The real reason for the firing was ideological. As Rae began implementing austerity measures and steering the party away from its social democratic roots, Peter stuck to his principles as always and did not toe the party line. He became one the most outspoken and important critics of Rae during and beyond the Social Contract.
 
In 1995 the ONDP suffered a political defeat to Mike Harris and a loss of support and confidence from the trade union movement. But Peter was re-elected by a comfortable margin, and then three more times until his retirement in 2011. Incredibly, he won over 53 per cent of the vote in 2007.
 
I do not get wrapped up in electoral politics, but would sometimes find myself at the Club Sociale in Welland on election night, caught up in the moment, and chanting “Peter, Peter” with the rest of the crowd. Although I can’t completely say he was a socialist, he was pretty darn close.
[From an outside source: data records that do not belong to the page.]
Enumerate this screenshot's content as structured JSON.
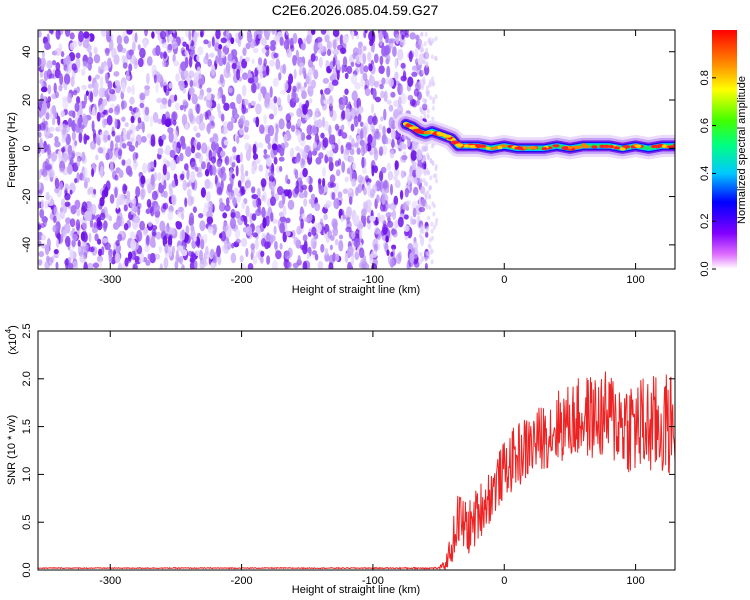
{
  "title": "C2E6.2026.085.04.59.G27",
  "colors": {
    "snr_line": "#ee2222",
    "noise_purple": "#7a22ee",
    "frame": "#000000"
  },
  "chart_data": [
    {
      "type": "heatmap",
      "title": "C2E6.2026.085.04.59.G27",
      "xlabel": "Height of straight line (km)",
      "ylabel": "Frequency (Hz)",
      "xlim": [
        -355,
        130
      ],
      "ylim": [
        -50,
        49
      ],
      "x_ticks": [
        "-300",
        "-200",
        "-100",
        "0",
        "100"
      ],
      "y_ticks": [
        "40",
        "20",
        "0",
        "-20",
        "-40"
      ],
      "x_tick_values": [
        -300,
        -200,
        -100,
        0,
        100
      ],
      "y_tick_values": [
        40,
        20,
        0,
        -20,
        -40
      ],
      "colorbar": {
        "label": "Normalized spectral amplitude",
        "range": [
          0.0,
          1.0
        ],
        "ticks": [
          "0.0",
          "0.2",
          "0.4",
          "0.6",
          "0.8"
        ],
        "tick_values": [
          0.0,
          0.2,
          0.4,
          0.6,
          0.8
        ]
      },
      "noise_region_x": [
        -355,
        -65
      ],
      "signal_track": {
        "x": [
          -75,
          -70,
          -65,
          -60,
          -55,
          -50,
          -45,
          -40,
          -35,
          -30,
          -25,
          -20,
          -10,
          0,
          10,
          20,
          30,
          40,
          50,
          60,
          70,
          80,
          90,
          100,
          110,
          120,
          130
        ],
        "freq": [
          10,
          9,
          7,
          6,
          7,
          6,
          5,
          4,
          1,
          1,
          1,
          1,
          0,
          1,
          0,
          0,
          0,
          1,
          0,
          1,
          1,
          1,
          0,
          1,
          0,
          1,
          1
        ]
      }
    },
    {
      "type": "line",
      "xlabel": "Height of straight line (km)",
      "ylabel": "SNR (10 * v/v)",
      "y_multiplier": "(x10",
      "y_multiplier_exp": "4",
      "y_multiplier_close": ")",
      "xlim": [
        -355,
        130
      ],
      "ylim": [
        0,
        2.5
      ],
      "x_ticks": [
        "-300",
        "-200",
        "-100",
        "0",
        "100"
      ],
      "y_ticks": [
        "0.0",
        "0.5",
        "1.0",
        "1.5",
        "2.0",
        "2.5"
      ],
      "x_tick_values": [
        -300,
        -200,
        -100,
        0,
        100
      ],
      "y_tick_values": [
        0,
        0.5,
        1.0,
        1.5,
        2.0,
        2.5
      ],
      "series": [
        {
          "name": "SNR",
          "x": [
            -355,
            -100,
            -50,
            -45,
            -40,
            -35,
            -30,
            -25,
            -20,
            -10,
            0,
            10,
            20,
            30,
            40,
            50,
            60,
            70,
            80,
            90,
            100,
            110,
            120,
            130
          ],
          "mean": [
            0.02,
            0.02,
            0.02,
            0.05,
            0.25,
            0.55,
            0.45,
            0.45,
            0.6,
            0.8,
            1.05,
            1.2,
            1.3,
            1.4,
            1.5,
            1.55,
            1.6,
            1.6,
            1.6,
            1.55,
            1.5,
            1.5,
            1.5,
            1.55
          ],
          "amp": [
            0.005,
            0.005,
            0.01,
            0.05,
            0.2,
            0.3,
            0.3,
            0.3,
            0.3,
            0.3,
            0.3,
            0.35,
            0.35,
            0.35,
            0.4,
            0.4,
            0.45,
            0.45,
            0.5,
            0.5,
            0.55,
            0.55,
            0.55,
            0.55
          ]
        }
      ]
    }
  ]
}
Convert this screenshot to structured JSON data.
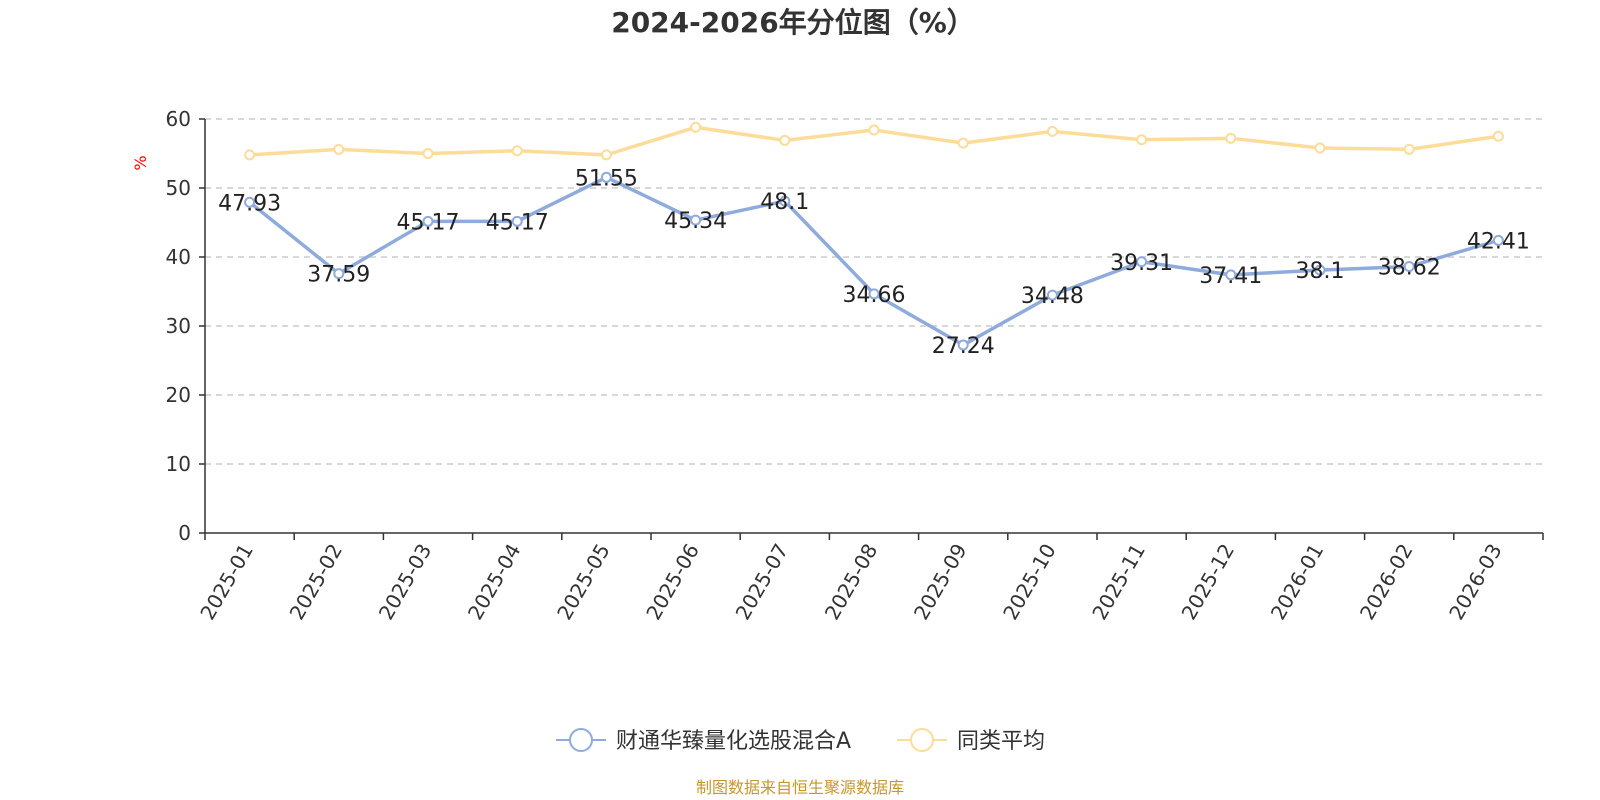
{
  "chart_data": {
    "type": "line",
    "title": "2024-2026年分位图（%）",
    "ylabel": "%",
    "ylim": [
      0,
      60
    ],
    "yticks": [
      0,
      10,
      20,
      30,
      40,
      50,
      60
    ],
    "grid": true,
    "legend_position": "bottom-center",
    "categories": [
      "2025-01",
      "2025-02",
      "2025-03",
      "2025-04",
      "2025-05",
      "2025-06",
      "2025-07",
      "2025-08",
      "2025-09",
      "2025-10",
      "2025-11",
      "2025-12",
      "2026-01",
      "2026-02",
      "2026-03"
    ],
    "series": [
      {
        "name": "财通华臻量化选股混合A",
        "color": "#8faadc",
        "show_labels": true,
        "values": [
          47.93,
          37.59,
          45.17,
          45.17,
          51.55,
          45.34,
          48.1,
          34.66,
          27.24,
          34.48,
          39.31,
          37.41,
          38.1,
          38.62,
          42.41
        ]
      },
      {
        "name": "同类平均",
        "color": "#fddc99",
        "show_labels": false,
        "values": [
          54.8,
          55.6,
          55.0,
          55.4,
          54.8,
          58.8,
          56.9,
          58.4,
          56.5,
          58.2,
          57.0,
          57.2,
          55.8,
          55.6,
          57.5
        ]
      }
    ]
  },
  "source_text": "制图数据来自恒生聚源数据库",
  "colors": {
    "axis": "#333333",
    "grid": "#cccccc",
    "ylabel": "#ff0000",
    "source": "#c8962e"
  }
}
It was exciting to see an intelligent, principled, and respected politician make socialist ideas popular and accessible to people, all while winning landslide elections through recessions, devastating job losses from free trade agreements, austerity measures, party crises, and of course the fateful election in 2003, when the NDP lost party status.
 
Much has been written about Peter since his passing, from funny stories and anecdotes of his rebelliousness, to his strong work ethic and commitment to his constituents. Everyone seems to have a story about him. I will simply miss hearing his familiar voice and feeling the confidence that working people in Niagara were well represented with his commitment, flare and humour.
 
Peter stood on countless picket lines, marched in every Labour Day Parade, and attended most of the demonstrations that were important to all of us in Niagara over the years, from protests against privatization, hospital closures, hydro sell-offs, wars, and G20 Summits. Beyond seeing the empty seat at Regional Council this week, we will feel this loss for many years to come, at every protest, parade, and picket line.